To ensure that you get enough sleep, try some of the following suggestions:

  • Develop a sleep schedule and stick to it.
  • Try to go to bed at the same time each night.
  • Wake up at the same time, too.
  • Avoid sleeping in on weekends; sleeping in will reset your body clock, making it harder to wake up on time on Monday.
  • Get 30 or more minutes of physical activity each day.
  • Avoid working out during the three hours before bedtime. Working out close to bedtime will energize you and may interfere with your sleep.
  • Avoid caffeine, nicotine, and alcohol. These substances rob you of quality sleep. Switch to decaf or herbal tea.
  • Quit smoking.
  • Don't use alcohol to induce sleep. An alcoholic beverage (a "night cap") before bed may make you drowsy but it deprives you of deep, restorative sleep.
  • Engage in relaxing activities before bed. Think of it as "wind down" time. Read a book.
  • Soak in a hot tub. Avoid doing physically or mentally stimulating activities such as vigorous housecleaning or intense office work close to bedtime.
  • Leave your troubles outside the bedroom door. Make your bedroom a worry-free zone. If you start to ruminate about problems when you are in bed, try relaxation techniques such as deep breathing or visualization (visualize that you are in a warm, breezy, tropical place, with the sun streaming down on you, nothing but sand, surf, and coconut trees for miles...).

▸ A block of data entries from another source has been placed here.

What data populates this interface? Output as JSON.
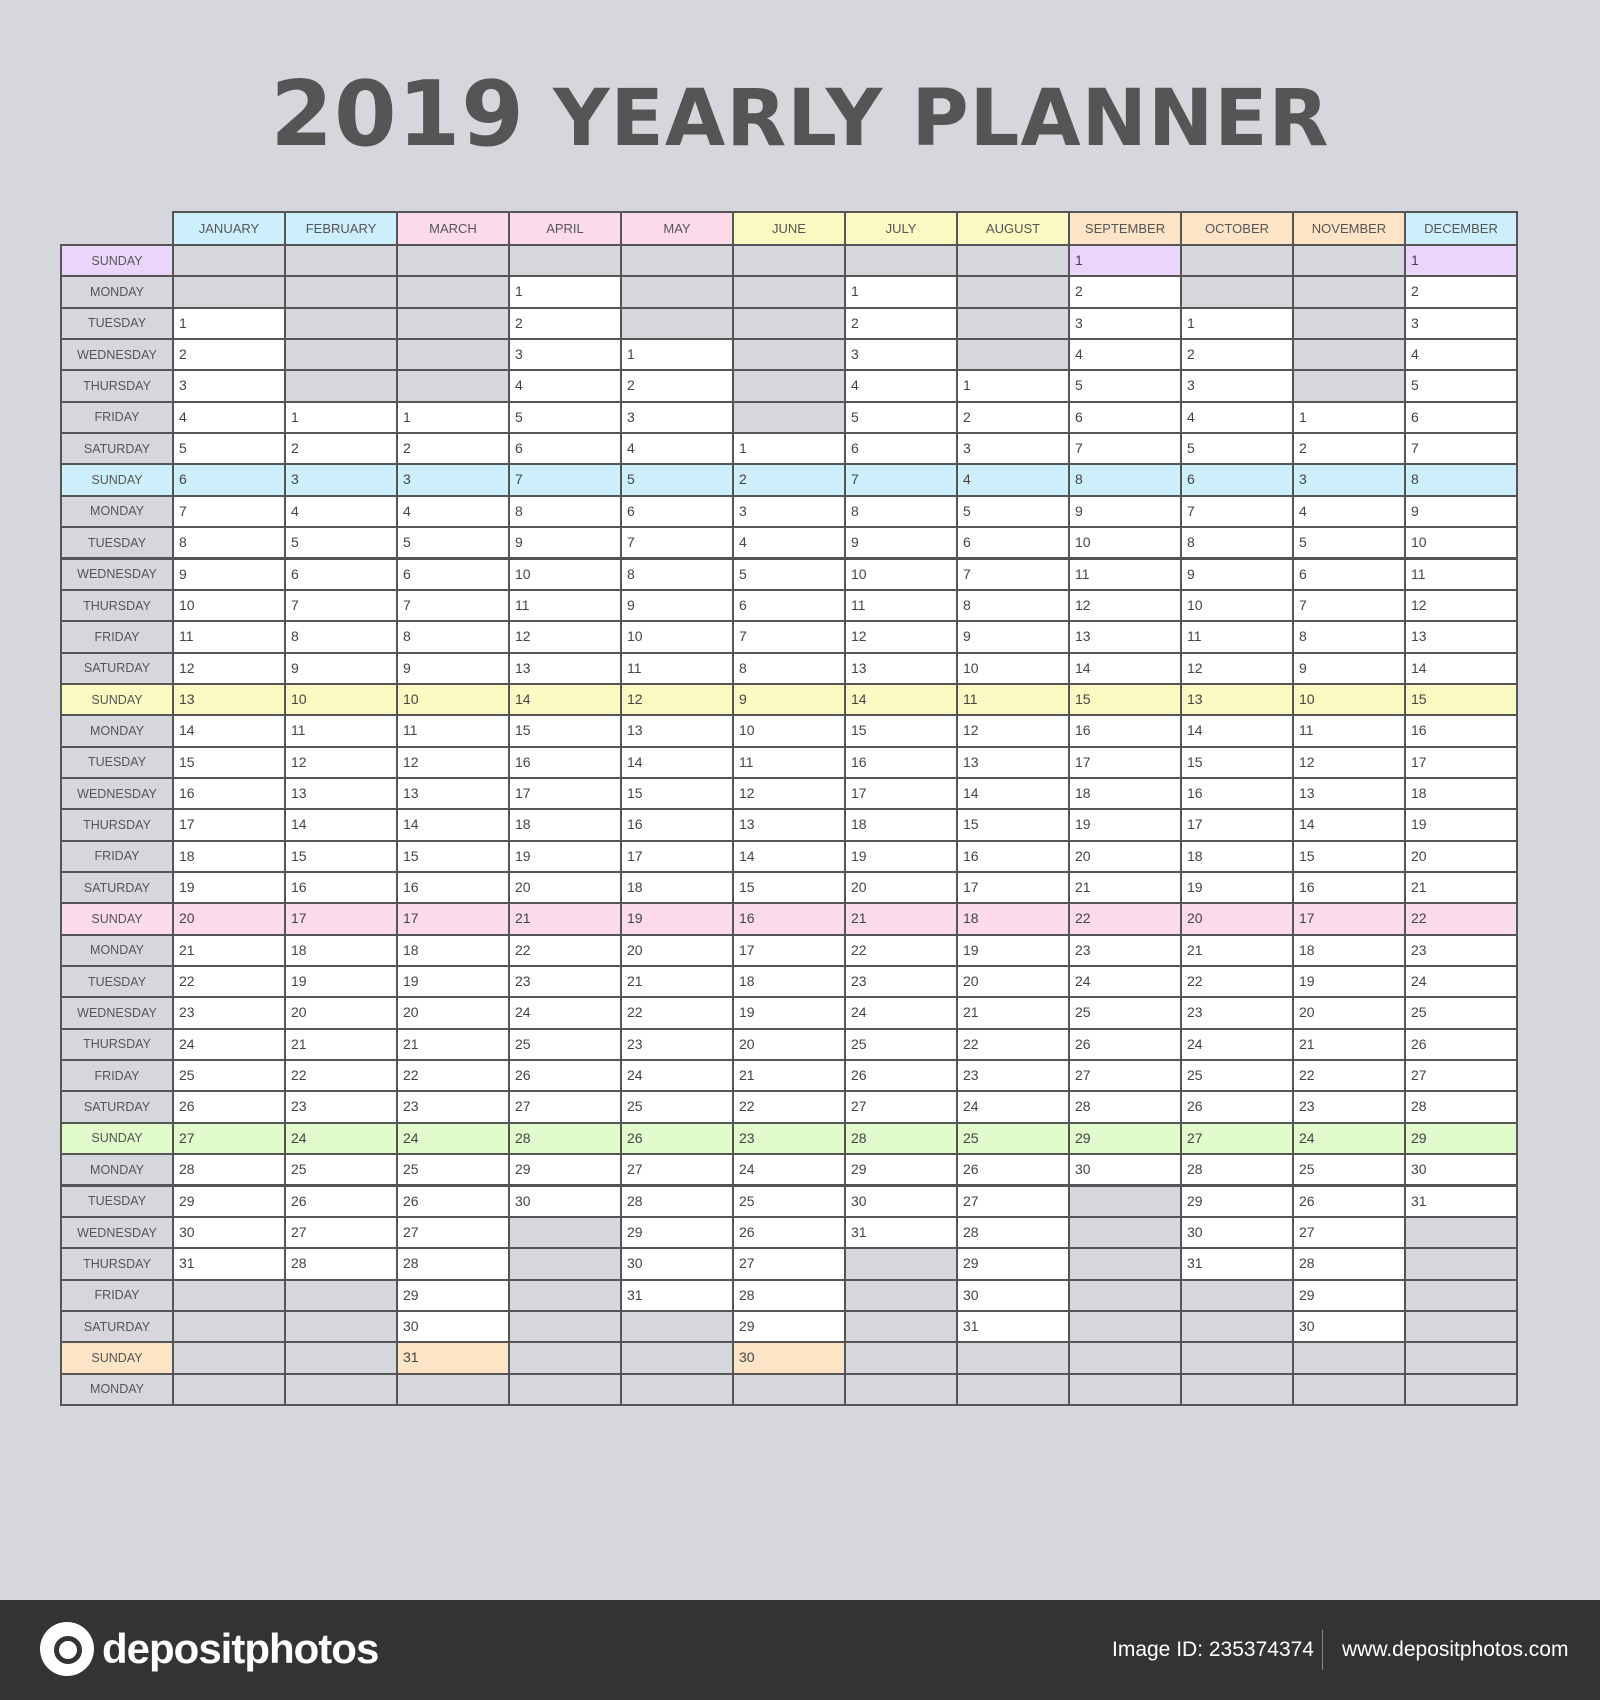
{
  "title": {
    "year": "2019",
    "text": "YEARLY PLANNER"
  },
  "weekdays": [
    "SUNDAY",
    "MONDAY",
    "TUESDAY",
    "WEDNESDAY",
    "THURSDAY",
    "FRIDAY",
    "SATURDAY"
  ],
  "row_count": 37,
  "colors": {
    "empty_cell": "#d6d7dc",
    "day_cell": "#ffffff",
    "border": "#555555",
    "sunday_rows": [
      "#ead6fb",
      "#cdeffb",
      "#fbfac2",
      "#fbdbeb",
      "#e2fbcc",
      "#fde4c6"
    ]
  },
  "months": [
    {
      "name": "JANUARY",
      "start_weekday": 2,
      "days": 31,
      "color": "#cdeffb"
    },
    {
      "name": "FEBRUARY",
      "start_weekday": 5,
      "days": 28,
      "color": "#cdeffb"
    },
    {
      "name": "MARCH",
      "start_weekday": 5,
      "days": 31,
      "color": "#fbdbeb"
    },
    {
      "name": "APRIL",
      "start_weekday": 1,
      "days": 30,
      "color": "#fbdbeb"
    },
    {
      "name": "MAY",
      "start_weekday": 3,
      "days": 31,
      "color": "#fbdbeb"
    },
    {
      "name": "JUNE",
      "start_weekday": 6,
      "days": 30,
      "color": "#fbfac2"
    },
    {
      "name": "JULY",
      "start_weekday": 1,
      "days": 31,
      "color": "#fbfac2"
    },
    {
      "name": "AUGUST",
      "start_weekday": 4,
      "days": 31,
      "color": "#fbfac2"
    },
    {
      "name": "SEPTEMBER",
      "start_weekday": 0,
      "days": 30,
      "color": "#fde4c6"
    },
    {
      "name": "OCTOBER",
      "start_weekday": 2,
      "days": 31,
      "color": "#fde4c6"
    },
    {
      "name": "NOVEMBER",
      "start_weekday": 5,
      "days": 30,
      "color": "#fde4c6"
    },
    {
      "name": "DECEMBER",
      "start_weekday": 0,
      "days": 31,
      "color": "#cdeffb"
    }
  ],
  "footer": {
    "logo": "depositphotos",
    "image_id": "Image ID: 235374374",
    "site": "www.depositphotos.com"
  }
}
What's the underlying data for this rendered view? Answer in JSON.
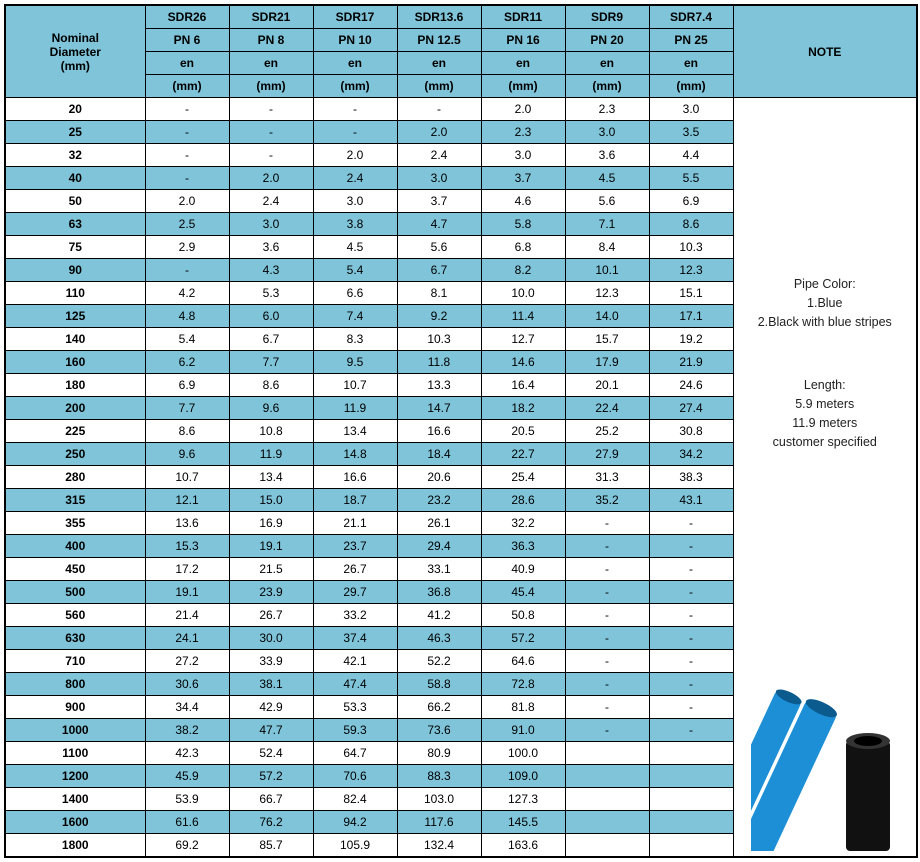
{
  "header": {
    "nominal_line1": "Nominal",
    "nominal_line2": "Diameter",
    "nominal_line3": "(mm)",
    "note_label": "NOTE",
    "sdr": [
      "SDR26",
      "SDR21",
      "SDR17",
      "SDR13.6",
      "SDR11",
      "SDR9",
      "SDR7.4"
    ],
    "pn": [
      "PN  6",
      "PN  8",
      "PN  10",
      "PN  12.5",
      "PN  16",
      "PN  20",
      "PN  25"
    ],
    "en_label": "en",
    "en_unit": "(mm)"
  },
  "rows": [
    {
      "d": "20",
      "v": [
        "-",
        "-",
        "-",
        "-",
        "2.0",
        "2.3",
        "3.0"
      ],
      "c": "w"
    },
    {
      "d": "25",
      "v": [
        "-",
        "-",
        "-",
        "2.0",
        "2.3",
        "3.0",
        "3.5"
      ],
      "c": "b"
    },
    {
      "d": "32",
      "v": [
        "-",
        "-",
        "2.0",
        "2.4",
        "3.0",
        "3.6",
        "4.4"
      ],
      "c": "w"
    },
    {
      "d": "40",
      "v": [
        "-",
        "2.0",
        "2.4",
        "3.0",
        "3.7",
        "4.5",
        "5.5"
      ],
      "c": "b"
    },
    {
      "d": "50",
      "v": [
        "2.0",
        "2.4",
        "3.0",
        "3.7",
        "4.6",
        "5.6",
        "6.9"
      ],
      "c": "w"
    },
    {
      "d": "63",
      "v": [
        "2.5",
        "3.0",
        "3.8",
        "4.7",
        "5.8",
        "7.1",
        "8.6"
      ],
      "c": "b"
    },
    {
      "d": "75",
      "v": [
        "2.9",
        "3.6",
        "4.5",
        "5.6",
        "6.8",
        "8.4",
        "10.3"
      ],
      "c": "w"
    },
    {
      "d": "90",
      "v": [
        "-",
        "4.3",
        "5.4",
        "6.7",
        "8.2",
        "10.1",
        "12.3"
      ],
      "c": "b"
    },
    {
      "d": "110",
      "v": [
        "4.2",
        "5.3",
        "6.6",
        "8.1",
        "10.0",
        "12.3",
        "15.1"
      ],
      "c": "w"
    },
    {
      "d": "125",
      "v": [
        "4.8",
        "6.0",
        "7.4",
        "9.2",
        "11.4",
        "14.0",
        "17.1"
      ],
      "c": "b"
    },
    {
      "d": "140",
      "v": [
        "5.4",
        "6.7",
        "8.3",
        "10.3",
        "12.7",
        "15.7",
        "19.2"
      ],
      "c": "w"
    },
    {
      "d": "160",
      "v": [
        "6.2",
        "7.7",
        "9.5",
        "11.8",
        "14.6",
        "17.9",
        "21.9"
      ],
      "c": "b"
    },
    {
      "d": "180",
      "v": [
        "6.9",
        "8.6",
        "10.7",
        "13.3",
        "16.4",
        "20.1",
        "24.6"
      ],
      "c": "w"
    },
    {
      "d": "200",
      "v": [
        "7.7",
        "9.6",
        "11.9",
        "14.7",
        "18.2",
        "22.4",
        "27.4"
      ],
      "c": "b"
    },
    {
      "d": "225",
      "v": [
        "8.6",
        "10.8",
        "13.4",
        "16.6",
        "20.5",
        "25.2",
        "30.8"
      ],
      "c": "w"
    },
    {
      "d": "250",
      "v": [
        "9.6",
        "11.9",
        "14.8",
        "18.4",
        "22.7",
        "27.9",
        "34.2"
      ],
      "c": "b"
    },
    {
      "d": "280",
      "v": [
        "10.7",
        "13.4",
        "16.6",
        "20.6",
        "25.4",
        "31.3",
        "38.3"
      ],
      "c": "w"
    },
    {
      "d": "315",
      "v": [
        "12.1",
        "15.0",
        "18.7",
        "23.2",
        "28.6",
        "35.2",
        "43.1"
      ],
      "c": "b"
    },
    {
      "d": "355",
      "v": [
        "13.6",
        "16.9",
        "21.1",
        "26.1",
        "32.2",
        "-",
        "-"
      ],
      "c": "w"
    },
    {
      "d": "400",
      "v": [
        "15.3",
        "19.1",
        "23.7",
        "29.4",
        "36.3",
        "-",
        "-"
      ],
      "c": "b"
    },
    {
      "d": "450",
      "v": [
        "17.2",
        "21.5",
        "26.7",
        "33.1",
        "40.9",
        "-",
        "-"
      ],
      "c": "w"
    },
    {
      "d": "500",
      "v": [
        "19.1",
        "23.9",
        "29.7",
        "36.8",
        "45.4",
        "-",
        "-"
      ],
      "c": "b"
    },
    {
      "d": "560",
      "v": [
        "21.4",
        "26.7",
        "33.2",
        "41.2",
        "50.8",
        "-",
        "-"
      ],
      "c": "w"
    },
    {
      "d": "630",
      "v": [
        "24.1",
        "30.0",
        "37.4",
        "46.3",
        "57.2",
        "-",
        "-"
      ],
      "c": "b"
    },
    {
      "d": "710",
      "v": [
        "27.2",
        "33.9",
        "42.1",
        "52.2",
        "64.6",
        "-",
        "-"
      ],
      "c": "w"
    },
    {
      "d": "800",
      "v": [
        "30.6",
        "38.1",
        "47.4",
        "58.8",
        "72.8",
        "-",
        "-"
      ],
      "c": "b"
    },
    {
      "d": "900",
      "v": [
        "34.4",
        "42.9",
        "53.3",
        "66.2",
        "81.8",
        "-",
        "-"
      ],
      "c": "w"
    },
    {
      "d": "1000",
      "v": [
        "38.2",
        "47.7",
        "59.3",
        "73.6",
        "91.0",
        "-",
        "-"
      ],
      "c": "b"
    },
    {
      "d": "1100",
      "v": [
        "42.3",
        "52.4",
        "64.7",
        "80.9",
        "100.0",
        "",
        ""
      ],
      "c": "w"
    },
    {
      "d": "1200",
      "v": [
        "45.9",
        "57.2",
        "70.6",
        "88.3",
        "109.0",
        "",
        ""
      ],
      "c": "b"
    },
    {
      "d": "1400",
      "v": [
        "53.9",
        "66.7",
        "82.4",
        "103.0",
        "127.3",
        "",
        ""
      ],
      "c": "w"
    },
    {
      "d": "1600",
      "v": [
        "61.6",
        "76.2",
        "94.2",
        "117.6",
        "145.5",
        "",
        ""
      ],
      "c": "b"
    },
    {
      "d": "1800",
      "v": [
        "69.2",
        "85.7",
        "105.9",
        "132.4",
        "163.6",
        "",
        ""
      ],
      "c": "w"
    }
  ],
  "notes": {
    "line1": "Pipe Color:",
    "line2": "1.Blue",
    "line3": "2.Black with blue stripes",
    "line4": "Length:",
    "line5": "5.9  meters",
    "line6": "11.9  meters",
    "line7": "customer  specified"
  },
  "colors": {
    "header_bg": "#7fc4d9",
    "row_blue": "#7fc4d9",
    "row_white": "#ffffff",
    "pipe_blue": "#1d8fd6",
    "pipe_black": "#111111"
  }
}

  • Change your attitude. Instead of dreading going to bed in dealing with insomnia, try changing your thinking that when you are in bed, you are in a relaxed environment and that you are comfortable. If you force yourself to adopt this attitude night after night, eventually it will become a comfortable habit - one you won't have to work so hard to maintain.
  • Create a cozy sleep environment: wear comfortable pajamas, make the temperature of the room comfortable for you, darken the room, use soft, comfortable bedding that enhances your sleep experience. If your bed is too hard or lumpy or soft, invest in a new one. If noise is an issue, try to get at the root of the problem: ask your snoring partner to seek evaluation and treatment, ask your neighbors to be quieter, etc.

Hopefully some of the suggestions in this article will benefit aging seniors and their loved ones who often care for them.